This is a meal. A supper. A feast. As with any meal, it does something to us. Of course, bread is nourishing and wine is refreshing but that is not the full extent of what this meal does to us. A common meal could do that. But this is no common meal.
This is the Lord’s Supper. For the grammar nerds who like to diagram sentences, the Lord is in the possessive. This is His table, and His feast. By this meal He effects something in us. Now, like you’d want your surgeon to have steady hands, it is important to be very steady theologically precision here.

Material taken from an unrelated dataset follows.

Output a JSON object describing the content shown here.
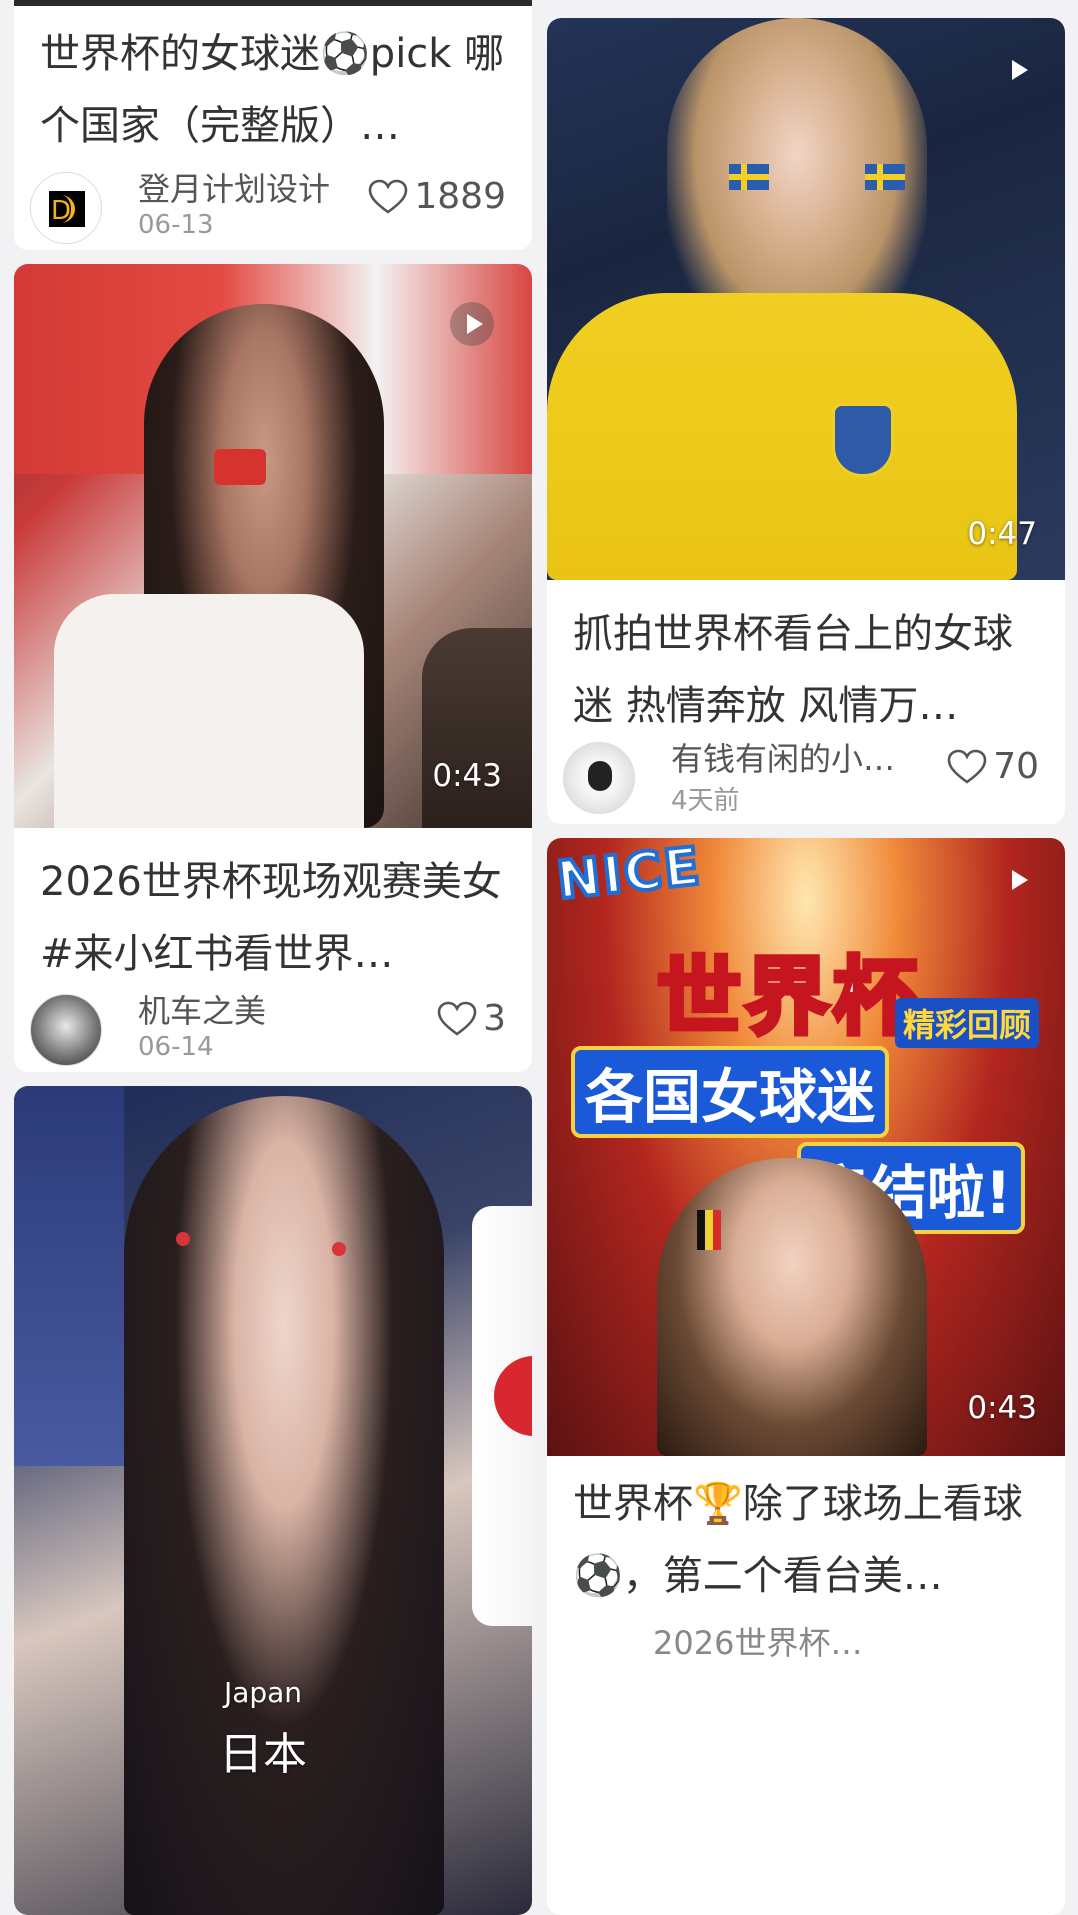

Rome teaches that by priest’s words, these common elements are transformed, and by them we partake of the physical body and blood of Christ. The priest is the one acting. He does something to the elements by his words. If he gets it wrong in some way nothing happens to us. But Scripture teaches us that these common elements are made sacred because they are a consecrated word to us from Christ. It is by His Word & Spirit that these elements speak to us an efficacious word.
Christ our Lord presides at this feast, not a priest. It is Christ’s work that is potent here, not the proper Latin phrases. Because Christ, the everlasting Word, is spiritually present in this visible word, He is able to make effectual what this meal signifies.
And what this meal signifies is the depth and width of the everlasting love of God. It signifies three principle things. First, Christ’s death and all its benefits to those who believe. Second, the renewing of covenant promises to us, namely His vow to spiritually nourish & enliven us. Lastly, the uniting of each believer not only to the Triune God, but also to each other in the sweetness of Christian fellowship.